Baier: Ja, denn es geht um einen entscheidenden Wechsel: weg von der Kommerzialisierung des Lebens, weg von der Entfremdung, die diese Kommerzialisierung erzeugt, hin zu solidarischen und demokratischen Beziehungen. Das ist in der gegenwärtigen Weltordnung nicht möglich.

Zach: Wenn Sie von Umverteilung sprechen, hätte ich nur gerne gewusst, wer zu uns umverteilt hat? Österreich hat sich auch allein entwickeln müssen.

Baier: Die kapitalistischen, reichen Gesellschaften des Nordens sind das Resultat eines jahrhundertelangen kolonialen Umverteilungsprozesses. Der Kapitalismus konnte und kann sich nur auf Grund eines permanenten Umverteilungsprozesses von Arm zu Reich entwickeln.

Zach: Aber das sind Dinge, die muss ich politisch lösen. Kein Großkonzern stellt die Regeln in einem Land auf. Wo kommen wir da hin, wenn Unternehmen eine soziale Verantwortung haben! Im Gegenteil: Ein Unternehmer hat unternehmerische Aufgaben - Gewinnmaximierung etc. - zu erfüllen, nicht aber Staatsaufgaben zu übernehmen.

Die Furche: Dazu braucht es aber einen starken Staat...

Zach: Ich bin ja auch nicht gegen den starken Staat. Ich will einen starken, aber schlanken Staat. Und wenn von großen Einkommensunterschieden die Rede ist: Wer günstiger produzieren kann, hat einen wichtigen Standortvorteil. Das heißt aber nicht, dass ich Dumpinglöhnen und Ausbeutung das Wort spreche. Der freie Markt ist das beste System, in dem sich das Individuum entfalten kann. Aber die Politik muss Grenzen setzen, denn die Unternehmen neigen aus Eigeninteresse dazu, das Maximum herauszuholen.

Baier: Wir stimmen also darin überein, dass Konzerne keine Wohltätigkeitsorganisationen sind und wir es nicht dem Markt überlassen dürfen, ob Menschenrechte von Großkonzernen respektiert werden.

Die Furche: "Sichern geht nicht mehr" heißt einer der Slogans des LIF. Was alles kann in Österreich nicht mehr gesichert werden?

Zach: Dieser Slogan ist primär auf das derzeitige Pensionssystem und die Lüge von den sicheren Pensionen gemünzt.

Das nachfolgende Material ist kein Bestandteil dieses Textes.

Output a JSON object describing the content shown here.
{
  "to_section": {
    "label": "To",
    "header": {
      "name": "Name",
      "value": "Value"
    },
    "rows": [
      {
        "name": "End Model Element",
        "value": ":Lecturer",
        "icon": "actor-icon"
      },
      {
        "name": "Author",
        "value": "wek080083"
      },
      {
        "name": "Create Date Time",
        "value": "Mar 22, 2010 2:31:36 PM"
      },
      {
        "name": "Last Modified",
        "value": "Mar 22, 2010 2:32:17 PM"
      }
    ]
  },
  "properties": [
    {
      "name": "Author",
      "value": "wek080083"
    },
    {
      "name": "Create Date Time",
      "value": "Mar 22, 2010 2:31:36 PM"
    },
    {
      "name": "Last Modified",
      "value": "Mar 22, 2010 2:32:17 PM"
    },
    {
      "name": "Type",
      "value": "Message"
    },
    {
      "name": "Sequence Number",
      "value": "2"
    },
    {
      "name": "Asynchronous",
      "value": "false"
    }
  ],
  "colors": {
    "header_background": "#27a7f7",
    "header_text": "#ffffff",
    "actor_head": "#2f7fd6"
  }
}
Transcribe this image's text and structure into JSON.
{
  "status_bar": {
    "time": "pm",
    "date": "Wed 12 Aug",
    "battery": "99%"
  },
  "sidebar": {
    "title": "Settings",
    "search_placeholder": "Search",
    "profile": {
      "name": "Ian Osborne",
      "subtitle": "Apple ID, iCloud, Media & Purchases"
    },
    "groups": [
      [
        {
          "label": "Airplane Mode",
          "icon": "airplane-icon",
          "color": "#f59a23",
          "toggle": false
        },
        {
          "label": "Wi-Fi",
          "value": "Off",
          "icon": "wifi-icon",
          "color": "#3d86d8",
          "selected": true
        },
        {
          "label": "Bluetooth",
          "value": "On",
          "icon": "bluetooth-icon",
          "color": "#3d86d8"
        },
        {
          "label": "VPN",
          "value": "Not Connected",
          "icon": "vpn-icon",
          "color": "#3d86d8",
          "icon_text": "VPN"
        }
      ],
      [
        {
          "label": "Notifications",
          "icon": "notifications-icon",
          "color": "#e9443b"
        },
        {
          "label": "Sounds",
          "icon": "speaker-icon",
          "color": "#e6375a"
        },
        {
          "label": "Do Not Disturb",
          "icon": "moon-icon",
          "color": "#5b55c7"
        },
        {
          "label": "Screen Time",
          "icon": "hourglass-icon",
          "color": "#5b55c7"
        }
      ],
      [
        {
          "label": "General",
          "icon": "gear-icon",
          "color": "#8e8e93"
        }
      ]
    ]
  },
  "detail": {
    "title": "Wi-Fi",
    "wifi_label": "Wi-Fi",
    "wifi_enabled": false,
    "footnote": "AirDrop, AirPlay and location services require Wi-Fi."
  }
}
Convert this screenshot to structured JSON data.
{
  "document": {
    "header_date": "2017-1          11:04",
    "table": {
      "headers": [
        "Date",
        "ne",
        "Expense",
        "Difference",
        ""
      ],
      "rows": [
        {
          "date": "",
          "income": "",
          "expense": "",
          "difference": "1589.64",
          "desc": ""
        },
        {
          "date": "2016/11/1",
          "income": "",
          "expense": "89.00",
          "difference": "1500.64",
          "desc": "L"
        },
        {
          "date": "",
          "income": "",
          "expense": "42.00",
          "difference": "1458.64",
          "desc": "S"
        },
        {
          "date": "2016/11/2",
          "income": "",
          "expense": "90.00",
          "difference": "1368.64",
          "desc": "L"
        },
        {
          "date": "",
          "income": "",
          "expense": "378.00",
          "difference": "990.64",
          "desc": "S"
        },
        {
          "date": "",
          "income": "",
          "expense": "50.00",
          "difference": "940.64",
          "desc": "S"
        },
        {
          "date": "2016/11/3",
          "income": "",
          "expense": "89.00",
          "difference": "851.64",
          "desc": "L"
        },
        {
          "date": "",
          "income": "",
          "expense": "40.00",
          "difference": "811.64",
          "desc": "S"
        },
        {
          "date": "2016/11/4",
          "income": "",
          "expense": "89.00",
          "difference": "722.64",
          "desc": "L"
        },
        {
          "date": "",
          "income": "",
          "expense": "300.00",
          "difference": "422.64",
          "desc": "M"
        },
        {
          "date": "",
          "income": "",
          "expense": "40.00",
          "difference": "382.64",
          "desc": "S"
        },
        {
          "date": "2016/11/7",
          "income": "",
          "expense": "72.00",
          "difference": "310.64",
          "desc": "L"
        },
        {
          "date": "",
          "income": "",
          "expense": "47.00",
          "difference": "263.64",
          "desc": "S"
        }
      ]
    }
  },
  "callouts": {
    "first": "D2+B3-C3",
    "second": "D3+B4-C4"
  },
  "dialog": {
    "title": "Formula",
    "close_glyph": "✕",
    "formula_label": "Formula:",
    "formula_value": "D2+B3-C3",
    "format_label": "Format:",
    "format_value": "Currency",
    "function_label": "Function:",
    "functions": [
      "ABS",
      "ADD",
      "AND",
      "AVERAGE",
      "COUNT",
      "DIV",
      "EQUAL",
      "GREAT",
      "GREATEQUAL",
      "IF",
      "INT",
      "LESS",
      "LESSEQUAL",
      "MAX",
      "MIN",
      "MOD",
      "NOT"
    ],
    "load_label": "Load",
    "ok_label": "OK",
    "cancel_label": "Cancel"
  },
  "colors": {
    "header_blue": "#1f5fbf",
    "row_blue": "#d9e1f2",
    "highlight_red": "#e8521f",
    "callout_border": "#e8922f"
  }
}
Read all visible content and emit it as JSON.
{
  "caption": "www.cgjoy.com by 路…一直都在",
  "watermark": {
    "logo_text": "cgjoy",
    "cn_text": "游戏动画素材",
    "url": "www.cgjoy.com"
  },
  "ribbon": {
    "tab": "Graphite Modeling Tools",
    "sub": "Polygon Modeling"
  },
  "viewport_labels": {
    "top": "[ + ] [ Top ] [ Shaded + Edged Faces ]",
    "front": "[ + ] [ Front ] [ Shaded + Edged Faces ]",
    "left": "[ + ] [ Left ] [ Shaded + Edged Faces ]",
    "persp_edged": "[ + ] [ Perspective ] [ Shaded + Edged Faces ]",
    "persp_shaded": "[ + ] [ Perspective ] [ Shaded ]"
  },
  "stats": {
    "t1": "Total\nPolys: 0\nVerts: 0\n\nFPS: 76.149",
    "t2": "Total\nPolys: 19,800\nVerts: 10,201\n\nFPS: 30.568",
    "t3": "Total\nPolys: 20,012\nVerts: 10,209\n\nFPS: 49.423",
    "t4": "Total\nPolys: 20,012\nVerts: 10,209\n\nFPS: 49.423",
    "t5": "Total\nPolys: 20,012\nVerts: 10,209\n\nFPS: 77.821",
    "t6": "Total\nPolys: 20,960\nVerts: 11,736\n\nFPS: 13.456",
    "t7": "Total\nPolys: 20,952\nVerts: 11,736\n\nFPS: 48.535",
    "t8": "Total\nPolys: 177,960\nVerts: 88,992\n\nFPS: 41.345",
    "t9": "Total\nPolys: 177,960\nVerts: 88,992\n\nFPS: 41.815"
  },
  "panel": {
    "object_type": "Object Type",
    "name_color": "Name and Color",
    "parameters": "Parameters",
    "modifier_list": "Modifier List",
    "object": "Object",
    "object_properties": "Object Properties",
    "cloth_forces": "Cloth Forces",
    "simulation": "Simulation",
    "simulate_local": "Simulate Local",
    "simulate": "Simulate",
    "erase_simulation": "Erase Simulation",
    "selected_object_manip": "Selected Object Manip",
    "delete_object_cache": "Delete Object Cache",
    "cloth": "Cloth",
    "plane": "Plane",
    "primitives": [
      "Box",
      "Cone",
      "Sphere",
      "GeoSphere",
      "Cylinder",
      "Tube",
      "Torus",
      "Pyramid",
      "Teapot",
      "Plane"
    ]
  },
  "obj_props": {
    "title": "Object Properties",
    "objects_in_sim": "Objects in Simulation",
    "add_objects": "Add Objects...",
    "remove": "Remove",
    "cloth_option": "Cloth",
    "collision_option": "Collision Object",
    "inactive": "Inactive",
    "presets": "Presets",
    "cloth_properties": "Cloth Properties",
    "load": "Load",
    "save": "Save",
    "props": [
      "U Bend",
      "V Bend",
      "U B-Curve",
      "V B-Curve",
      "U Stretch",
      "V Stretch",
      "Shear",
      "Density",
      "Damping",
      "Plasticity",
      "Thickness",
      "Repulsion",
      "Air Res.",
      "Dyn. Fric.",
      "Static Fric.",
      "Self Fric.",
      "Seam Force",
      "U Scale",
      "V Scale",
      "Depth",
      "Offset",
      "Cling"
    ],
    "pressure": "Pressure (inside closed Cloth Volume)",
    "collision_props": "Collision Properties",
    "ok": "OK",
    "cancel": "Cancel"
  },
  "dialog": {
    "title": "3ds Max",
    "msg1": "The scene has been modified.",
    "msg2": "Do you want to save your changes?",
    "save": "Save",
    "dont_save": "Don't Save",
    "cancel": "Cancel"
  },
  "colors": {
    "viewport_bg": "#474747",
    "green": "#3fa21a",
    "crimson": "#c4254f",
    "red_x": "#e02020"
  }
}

Baier: Ich kann nicht finden, dass die Pensionen nicht finanzierbar wären. Tatsache ist, dass sich in den letzten zehn Jahren die Produktivität um 100 Prozent erhöht hat, dass unsere Gesellschaften soviel Reichtum produzieren wie niemals zuvor. Das umlagefinanzierte Pensionssystem wurde zu Zeiten eingerichtet, als die wirtschaftliche Lage um vieles schwieriger war. Jetzt soll plötzlich das Pensionssystem nicht mehr finanzierbar sein?

Zach: Das Problem ist, dass unser Pensionsystem uns die Zukunft stiehlt. Warum? Das System ist finanzierbar - aber nur, weil alles dorthin umgeschichtet wird, um das marode System zu stopfen.

Baier: Die Finanzierungslücke bei den Pensionen entsteht dadurch, dass diejenigen, die große Vermögen besitzen, immer weniger zur Finanzierung des Staatshaushaltes beitragen.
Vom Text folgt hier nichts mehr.